Глава 6 посвящена политическим последствиям пастырского движения. В ней рассматривается история исключения приходского духовенства из светской политики до начала XX века. Приходскому духовенству было разрешено участвовать в демократическом эксперименте Российской империи по созданию национального парламента – Государственной думы. Хотя цензура церковных публикаций чрезвычайно затрудняет общую оценку политических симпатий приходских священников, в этой главе утверждается, что пастырское движение подготовило приходское духовенство к политическому объединению с сельскими и рабочими избирателями, сотрудничества с которыми они уже искали для социальной миссии церкви. Таким образом, депутаты-священники первых двух Дум с 1906 по 1907 год были выраженно левыми, несмотря на сильное давление со стороны монашеской иерархии с требованием воздерживаться от диссидентской политики. В ответ режим изменил законы о выборах, чтобы ограничить избирателей-клириков отдельной курией, в которой их политическая деятельность могла отслеживаться и контролироваться Синодом. В то же время духовенство стали обхаживать правые монархические группы, стремившиеся его мобилизовать против демократических реформ. Подавление политической активности духовенства поставило его в невыгодное положение в условиях конкуренции с антирелигиозными радикалами и представителями других конфессий. Однако в духовном сословии так и не возникла ни одна «клерикальная партия», которая поддерживала бы реакционную, шовинистическую программу монархических групп.
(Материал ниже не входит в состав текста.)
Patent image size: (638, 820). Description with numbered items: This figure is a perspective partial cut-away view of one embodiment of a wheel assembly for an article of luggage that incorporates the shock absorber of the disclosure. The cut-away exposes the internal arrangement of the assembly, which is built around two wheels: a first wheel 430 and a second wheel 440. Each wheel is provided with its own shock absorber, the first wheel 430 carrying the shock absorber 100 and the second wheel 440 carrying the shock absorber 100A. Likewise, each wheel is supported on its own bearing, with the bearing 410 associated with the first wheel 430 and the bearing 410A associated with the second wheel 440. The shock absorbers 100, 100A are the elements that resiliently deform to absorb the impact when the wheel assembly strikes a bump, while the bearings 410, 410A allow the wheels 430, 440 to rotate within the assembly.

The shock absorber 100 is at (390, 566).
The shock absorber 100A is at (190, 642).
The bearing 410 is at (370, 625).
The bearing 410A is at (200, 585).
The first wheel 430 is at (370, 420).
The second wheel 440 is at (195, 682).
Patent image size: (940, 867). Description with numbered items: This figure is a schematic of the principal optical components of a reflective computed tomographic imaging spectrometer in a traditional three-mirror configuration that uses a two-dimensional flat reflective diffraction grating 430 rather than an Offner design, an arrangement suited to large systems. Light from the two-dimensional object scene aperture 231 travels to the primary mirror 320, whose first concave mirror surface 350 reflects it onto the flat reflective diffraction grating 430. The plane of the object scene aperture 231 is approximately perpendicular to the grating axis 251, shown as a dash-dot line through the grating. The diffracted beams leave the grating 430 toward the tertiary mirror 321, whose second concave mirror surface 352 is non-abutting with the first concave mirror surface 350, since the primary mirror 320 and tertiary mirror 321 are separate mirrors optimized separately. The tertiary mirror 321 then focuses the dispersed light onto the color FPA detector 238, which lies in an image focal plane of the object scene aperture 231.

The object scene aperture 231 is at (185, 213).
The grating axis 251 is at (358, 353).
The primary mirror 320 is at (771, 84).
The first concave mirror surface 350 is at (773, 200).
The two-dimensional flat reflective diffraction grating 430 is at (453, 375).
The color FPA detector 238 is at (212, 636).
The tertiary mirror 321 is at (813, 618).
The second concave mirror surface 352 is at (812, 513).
В седьмой, и последней, главе этой книги речь идет о всеобщем восстании против церковной власти, охватившем церковь летом 1917 года. В ней рассматриваются епархиальные съезды в Твери и Москве, изгнавшие своих епископов, и последовавший за этим диалог со Святейшим синодом. Церковь пережила это восстание и с сентября 1917 по август 1918 года проводила Всероссийский церковный собор, который восстановил патриаршество и обсуждал реформу структуры церковной власти. Успех процесса реформ зависел от способности различных церковных общин найти компромисс в разгар политической и церковной революции. Пастырское движение сыграло решающую роль в формировании этого компромисса – и той формы, которую в результате приняла православная церковь.